Santa Maria Journal

On the night sky, an ordinary moment
of closure for the day

A recent Blue Norther elsewhere on the continent brought a little bit of a nip into the morning air, giving us out here on the ranch land a taste of cooler days and respite from weather that toasts grass, dries soil, evaporates pond water, and sometimes physically and mentally exhausts those of us who live out here.
There is a way the earth feels, sounds, and smells in cooler weather that is different from the rest of the year. It's been a pleasure to move through chores without breaking a sweat.

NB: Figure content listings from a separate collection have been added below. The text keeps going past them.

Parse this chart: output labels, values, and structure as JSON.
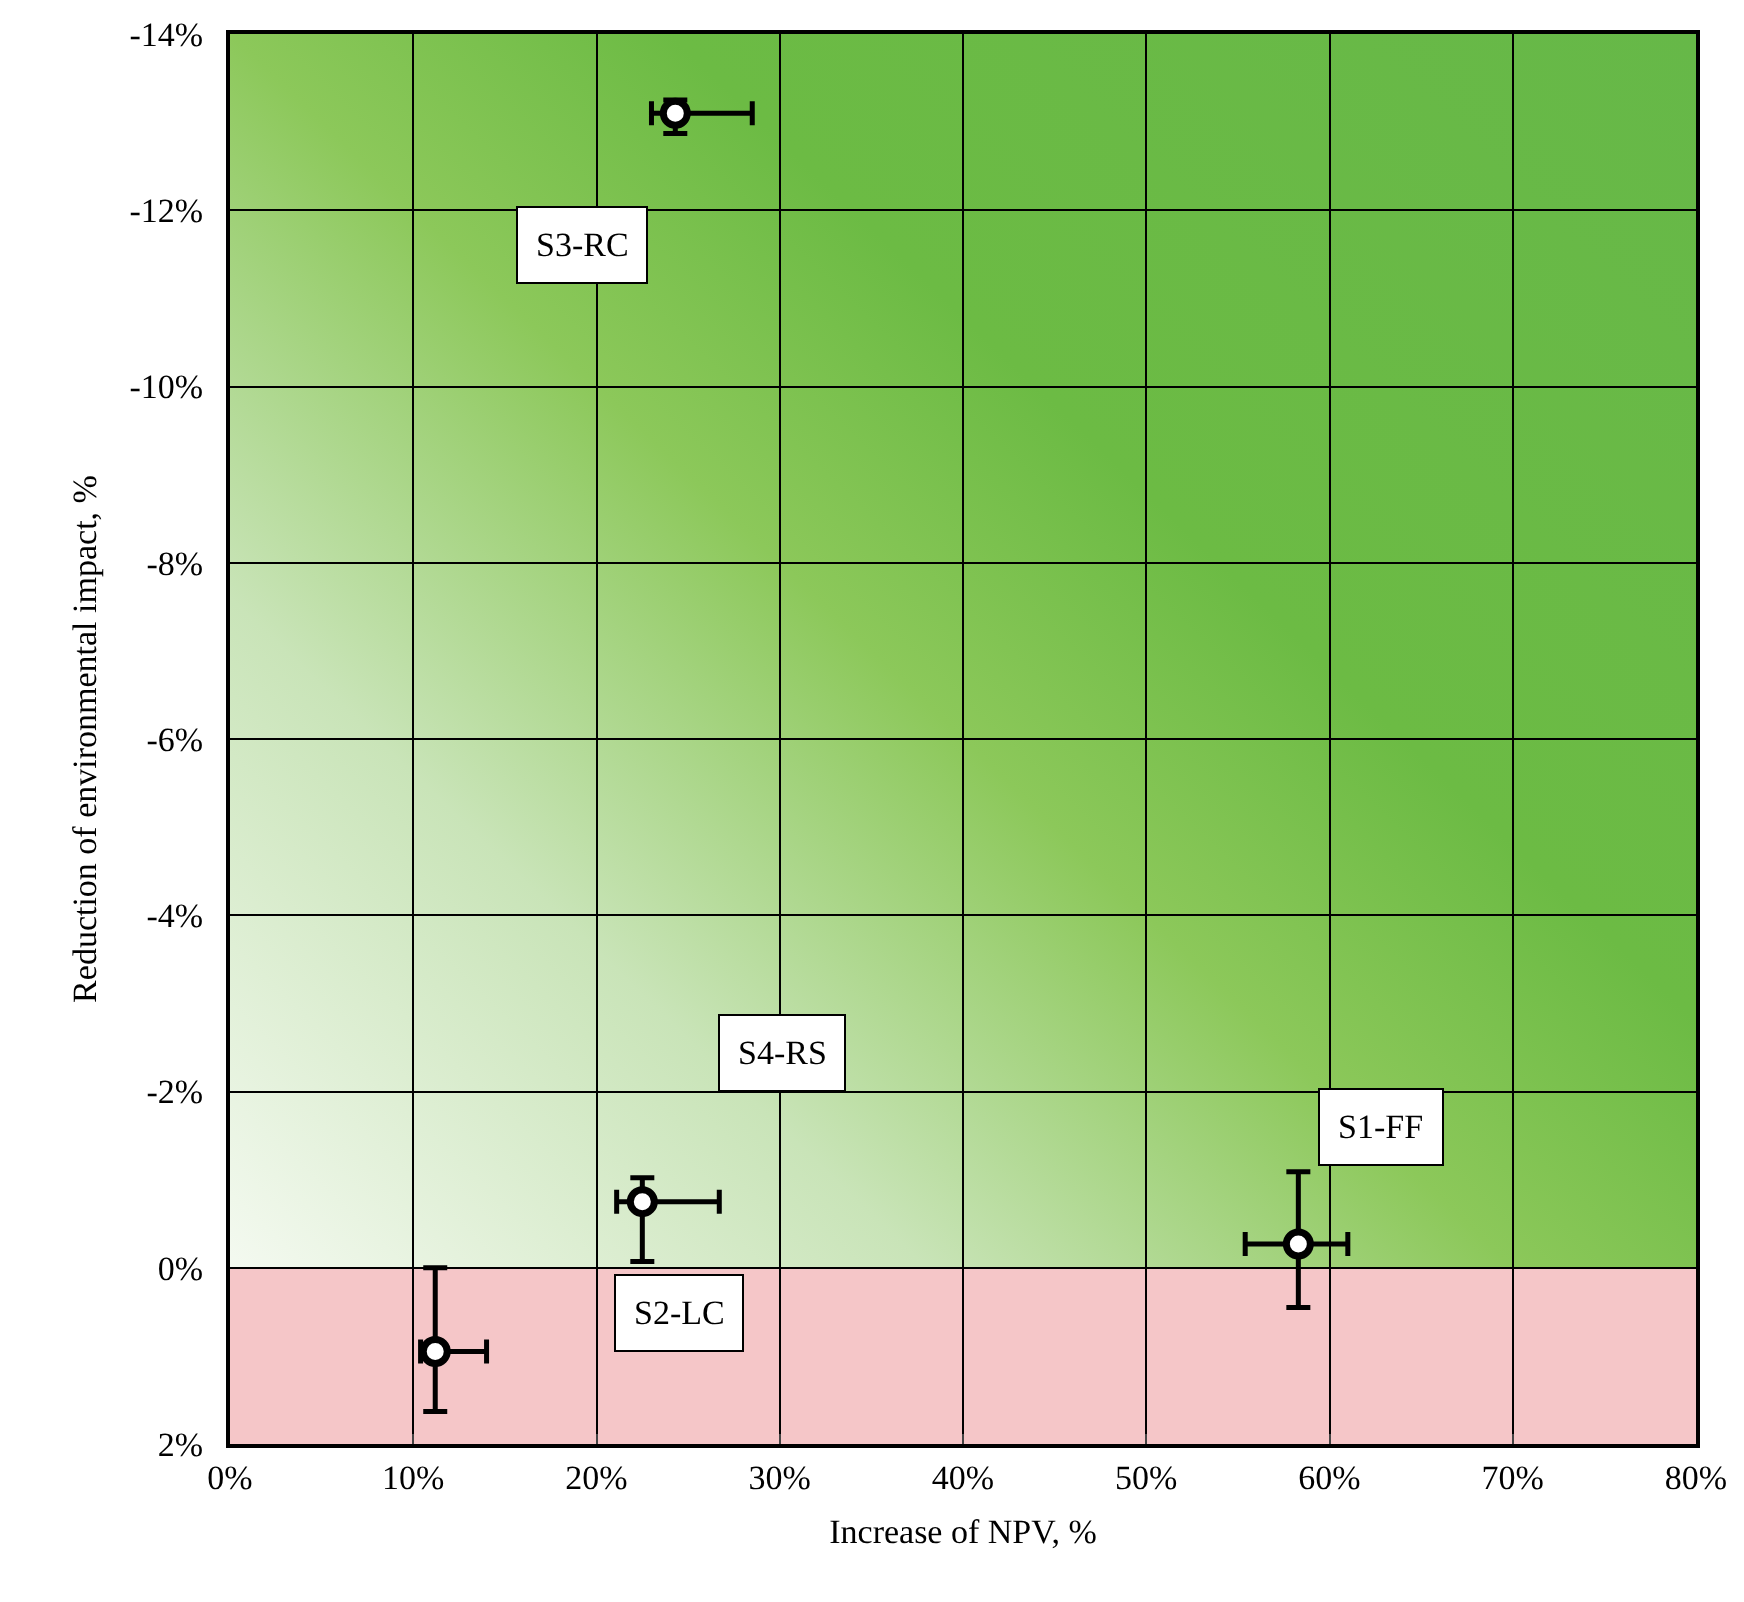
{
  "chart_data": {
    "type": "scatter",
    "xlabel": "Increase of NPV, %",
    "ylabel": "Reduction of environmental impact, %",
    "x": [
      24.3,
      22.5,
      11.2,
      58.3
    ],
    "values": [
      -13.1,
      -0.75,
      0.95,
      -0.27
    ],
    "xerrors": [
      [
        23.0,
        28.5
      ],
      [
        21.1,
        26.7
      ],
      [
        10.4,
        14.0
      ],
      [
        55.4,
        61.0
      ]
    ],
    "errors": [
      [
        -13.25,
        -12.87
      ],
      [
        -1.02,
        -0.07
      ],
      [
        0.0,
        1.63
      ],
      [
        -1.09,
        0.45
      ]
    ],
    "color": "#000000",
    "marker": "circle",
    "xlim": [
      0,
      80
    ],
    "xticks": [
      {
        "value": 0,
        "label": "0%"
      },
      {
        "value": 10,
        "label": "10%"
      },
      {
        "value": 20,
        "label": "20%"
      },
      {
        "value": 30,
        "label": "30%"
      },
      {
        "value": 40,
        "label": "40%"
      },
      {
        "value": 50,
        "label": "50%"
      },
      {
        "value": 60,
        "label": "60%"
      },
      {
        "value": 70,
        "label": "70%"
      },
      {
        "value": 80,
        "label": "80%"
      }
    ],
    "ylim": [
      2,
      -14
    ],
    "yticks": [
      {
        "value": -14,
        "label": "-14%"
      },
      {
        "value": -12,
        "label": "-12%"
      },
      {
        "value": -10,
        "label": "-10%"
      },
      {
        "value": -8,
        "label": "-8%"
      },
      {
        "value": -6,
        "label": "-6%"
      },
      {
        "value": -4,
        "label": "-4%"
      },
      {
        "value": -2,
        "label": "-2%"
      },
      {
        "value": 0,
        "label": "0%"
      },
      {
        "value": 2,
        "label": "2%"
      }
    ],
    "grid": true,
    "bands": [
      {
        "axis": "y",
        "from": 0,
        "to": 2,
        "color": "#f5c6c8"
      }
    ],
    "annotations": [
      "S3-RC",
      "S4-RS",
      "S1-FF",
      "S2-LC"
    ]
  }
}
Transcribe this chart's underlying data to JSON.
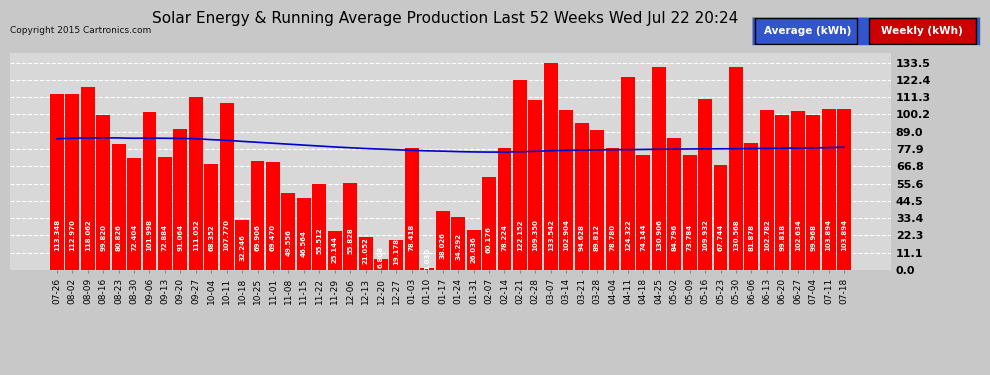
{
  "title": "Solar Energy & Running Average Production Last 52 Weeks Wed Jul 22 20:24",
  "copyright": "Copyright 2015 Cartronics.com",
  "legend_avg": "Average (kWh)",
  "legend_weekly": "Weekly (kWh)",
  "bar_color": "#ff0000",
  "avg_line_color": "#0000cd",
  "background_color": "#c8c8c8",
  "plot_bg_color": "#d8d8d8",
  "ytick_values": [
    0.0,
    11.1,
    22.3,
    33.4,
    44.5,
    55.6,
    66.8,
    77.9,
    89.0,
    100.2,
    111.3,
    122.4,
    133.5
  ],
  "xlabels": [
    "07-26",
    "08-02",
    "08-09",
    "08-16",
    "08-23",
    "08-30",
    "09-06",
    "09-13",
    "09-20",
    "09-27",
    "10-04",
    "10-11",
    "10-18",
    "10-25",
    "11-01",
    "11-08",
    "11-15",
    "11-22",
    "11-29",
    "12-06",
    "12-13",
    "12-20",
    "12-27",
    "01-03",
    "01-10",
    "01-17",
    "01-24",
    "01-31",
    "02-07",
    "02-14",
    "02-21",
    "02-28",
    "03-07",
    "03-14",
    "03-21",
    "03-28",
    "04-04",
    "04-11",
    "04-18",
    "04-25",
    "05-02",
    "05-09",
    "05-16",
    "05-23",
    "05-30",
    "06-06",
    "06-13",
    "06-20",
    "06-27",
    "07-04",
    "07-11",
    "07-18"
  ],
  "weekly_values": [
    113.348,
    112.97,
    118.062,
    99.82,
    80.826,
    72.404,
    101.998,
    72.884,
    91.064,
    111.052,
    68.352,
    107.77,
    32.246,
    69.906,
    69.47,
    49.556,
    46.564,
    55.512,
    25.144,
    55.828,
    21.052,
    6.808,
    19.178,
    78.418,
    1.03,
    38.026,
    34.292,
    26.036,
    60.176,
    78.224,
    122.152,
    109.35,
    133.542,
    102.904,
    94.628,
    89.812,
    78.78,
    124.322,
    74.144,
    130.906,
    84.796,
    73.784,
    109.932,
    67.744,
    130.568,
    81.878,
    102.782,
    99.818,
    102.634,
    99.968,
    103.894,
    103.894
  ],
  "avg_values": [
    84.5,
    84.8,
    85.0,
    85.1,
    85.0,
    84.8,
    84.9,
    84.8,
    84.7,
    84.5,
    83.9,
    83.5,
    82.8,
    82.2,
    81.6,
    81.0,
    80.4,
    79.8,
    79.2,
    78.7,
    78.2,
    77.8,
    77.4,
    77.0,
    76.7,
    76.5,
    76.2,
    76.0,
    75.9,
    75.9,
    76.1,
    76.4,
    76.8,
    77.0,
    77.2,
    77.3,
    77.4,
    77.5,
    77.6,
    77.7,
    77.8,
    77.9,
    78.0,
    78.0,
    78.1,
    78.2,
    78.3,
    78.4,
    78.5,
    78.6,
    78.8,
    79.0
  ],
  "ylim": [
    0,
    140
  ],
  "title_fontsize": 11,
  "bar_label_fontsize": 5.0,
  "xlabel_fontsize": 6.5,
  "ylabel_fontsize": 8.0,
  "grid_color": "#ffffff",
  "grid_style": "--"
}
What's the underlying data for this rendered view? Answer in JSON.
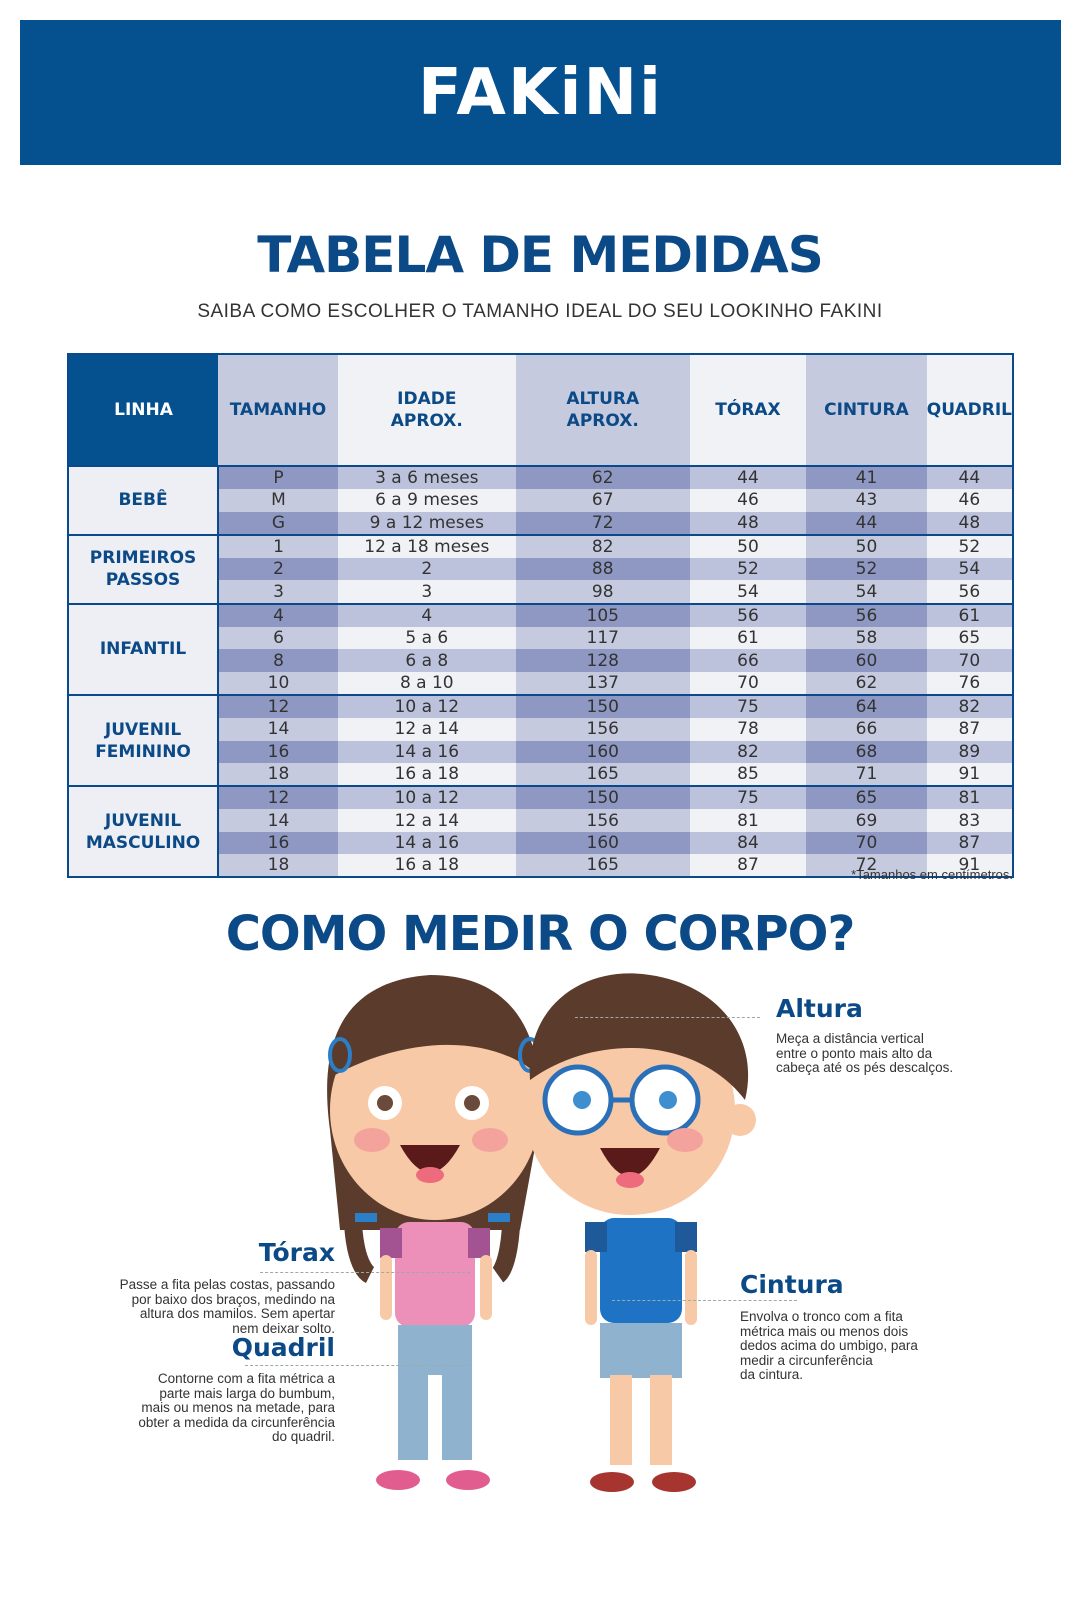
{
  "brand": "FAKiNi",
  "title": "TABELA DE MEDIDAS",
  "subtitle": "SAIBA COMO ESCOLHER O TAMANHO IDEAL DO SEU LOOKINHO FAKINI",
  "table": {
    "headers": [
      "LINHA",
      "TAMANHO",
      "IDADE APROX.",
      "ALTURA APROX.",
      "TÓRAX",
      "CINTURA",
      "QUADRIL"
    ],
    "groups": [
      {
        "name": "BEBÊ",
        "rows": [
          [
            "P",
            "3 a 6 meses",
            "62",
            "44",
            "41",
            "44"
          ],
          [
            "M",
            "6 a 9 meses",
            "67",
            "46",
            "43",
            "46"
          ],
          [
            "G",
            "9 a 12 meses",
            "72",
            "48",
            "44",
            "48"
          ]
        ]
      },
      {
        "name": "PRIMEIROS PASSOS",
        "rows": [
          [
            "1",
            "12 a 18 meses",
            "82",
            "50",
            "50",
            "52"
          ],
          [
            "2",
            "2",
            "88",
            "52",
            "52",
            "54"
          ],
          [
            "3",
            "3",
            "98",
            "54",
            "54",
            "56"
          ]
        ]
      },
      {
        "name": "INFANTIL",
        "rows": [
          [
            "4",
            "4",
            "105",
            "56",
            "56",
            "61"
          ],
          [
            "6",
            "5 a 6",
            "117",
            "61",
            "58",
            "65"
          ],
          [
            "8",
            "6 a 8",
            "128",
            "66",
            "60",
            "70"
          ],
          [
            "10",
            "8 a 10",
            "137",
            "70",
            "62",
            "76"
          ]
        ]
      },
      {
        "name": "JUVENIL FEMININO",
        "rows": [
          [
            "12",
            "10 a 12",
            "150",
            "75",
            "64",
            "82"
          ],
          [
            "14",
            "12 a 14",
            "156",
            "78",
            "66",
            "87"
          ],
          [
            "16",
            "14 a 16",
            "160",
            "82",
            "68",
            "89"
          ],
          [
            "18",
            "16 a 18",
            "165",
            "85",
            "71",
            "91"
          ]
        ]
      },
      {
        "name": "JUVENIL MASCULINO",
        "rows": [
          [
            "12",
            "10 a 12",
            "150",
            "75",
            "65",
            "81"
          ],
          [
            "14",
            "12 a 14",
            "156",
            "81",
            "69",
            "83"
          ],
          [
            "16",
            "14 a 16",
            "160",
            "84",
            "70",
            "87"
          ],
          [
            "18",
            "16 a 18",
            "165",
            "87",
            "72",
            "91"
          ]
        ]
      }
    ],
    "note": "*Tamanhos em centímetros."
  },
  "how_to": {
    "title": "COMO MEDIR O CORPO?",
    "altura": {
      "title": "Altura",
      "text": [
        "Meça a distância vertical",
        "entre o ponto mais alto da",
        "cabeça até os pés descalços."
      ]
    },
    "torax": {
      "title": "Tórax",
      "text": [
        "Passe a fita pelas costas, passando",
        "por baixo dos braços, medindo na",
        "altura dos mamilos. Sem apertar",
        "nem deixar solto."
      ]
    },
    "quadril": {
      "title": "Quadril",
      "text": [
        "Contorne com a fita métrica a",
        "parte mais larga do bumbum,",
        "mais ou menos na metade, para",
        "obter a medida da circunferência",
        "do quadril."
      ]
    },
    "cintura": {
      "title": "Cintura",
      "text": [
        "Envolva o tronco com a fita",
        "métrica mais ou menos dois",
        "dedos acima do umbigo, para",
        "medir a  circunferência",
        "da cintura."
      ]
    }
  },
  "colors": {
    "brand_blue": "#05508f",
    "heading_blue": "#0b4a86"
  }
}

A brazen mother coyote has done away with two-thirds of the occupants of the chicken house and all of the guinea fowl, geese, and ducks. With stealth, she struck on days I was not here, days on which the chickens had been let out as usual to eat bugs and greens to their hearts' content. Here and there I've found a trail of feathers in the brush as she took her quarry home. I've penned up the last of the chickens, planting in their small, enclosed yard patches of rye grass which will come up quickly beneath the screened frames I've set on the ground.
Just before the weather changed, snakes seemed to be a bit more in evidence, so much so that our friend John didn't see the little coiled rattler when he picked up from the ground a piece of plywood to determine if it suited our purposes. Not once, but several times, I must have walked within inches of where it had lived under the damp shaded cover of wood. It was my sister Melissa dancing past me, light on her feet and with adrenaline momentum and a song of mild expletives -- kind of a snake rap -- that alerted us to that which moved if you stepped on it. The moment kept us on alert the rest of the day and we worked at mowing, weeding, and leaning left-over wood scraps on the building rather than leaving them on the ground.
I savor the days out here when the temperatures are less oppressive. The cooler weather lends the morning burst of the sunrise at the horizon a stroke of glory that registers in the heart. The delicious wafts of cool night air are redolent with the fragrance of calitre and Mormon Tea that blows in from the pastures. And the night sky is as it always is in clear weather, a shroud of star-studded indigo mystery of bright and lesser pinpricks of light. The evening sky-watching ritual is the same for me, an ordinary moment of closure for the day in which I find my bearings with the dippers and then lose my thoughts in the stardust ribbon of the Milky Way.
It's only now in this fall break from the heat that I understand that the dry summer months inspire in me an inordinate anxiety about how the cattle and the pastures will fare, an anxiety that sometimes spills into the rest of my life.
On a recent cool morning I inventory the status of projects nearing completion -- much to do with the painting of steel and the slowing of oxidation. I look around at the abundant, waist-high grasses in the pastures, understanding how lucky we are to be going into winter with good forage.